Vornado, the owner of office buildings and retail properties chiefly in New York and Washington, took a 9.9 percent stake in Penney at the same time that activist investor Bill Ackman's Pershing Square Capital Management bought a 16.5 percent stake in 2010 to push for big changes at the company.
Among Ackman's hoped-for changes were a reinvention of the retailer so that it would appeal more to younger shoppers. Ackman and Roth each got a seat on the board in early 2011.
But the Penney transformation, engineered by Ron Johnson, a chief executive hand-picked by Ackman, failed, and led to a 25 percent sales decline last year.
Vornado sold nearly half of its shares in Penney earlier this year, while Ackman last month sold his entire stake.
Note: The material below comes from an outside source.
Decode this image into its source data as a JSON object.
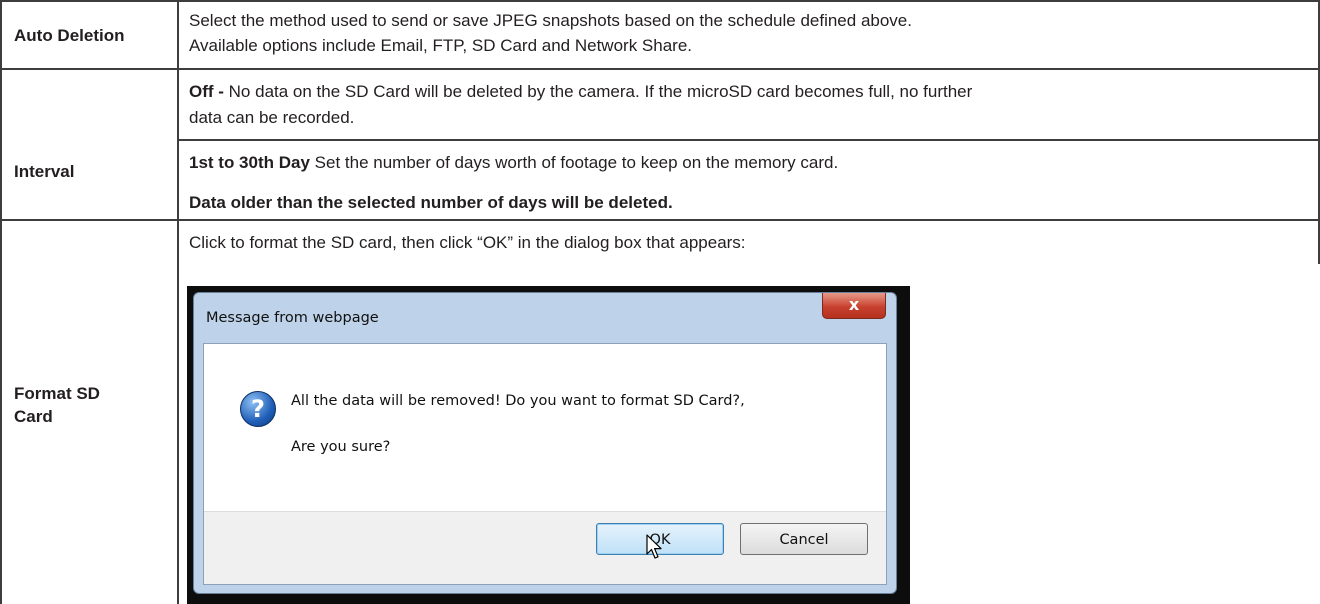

Penney representatives did not immediately return a request for comment on possible plans for the board to replace Roth.
Here is the text of the statement in the filing:
"At a recent conference, Joseph Macnow, Executive Vice President — Finance and Chief Administrative Officer of Vornado Realty Trust, stated that the Reporting Persons currently expect to exit their investment in the Issuer in the not-too-distant future. The Reporting Persons intend to review their investments in the Issuer on a continuing basis. Depending on various factors, including, without limitation, the Issuer's financial position and strategic direction, actions taken by the board, price levels of Common Shares, other investment opportunities available to the Reporting Persons, market conditions and general economic and industry conditions, the Reporting Persons may take such actions with respect to their investments in the Issuer as they deem appropriate."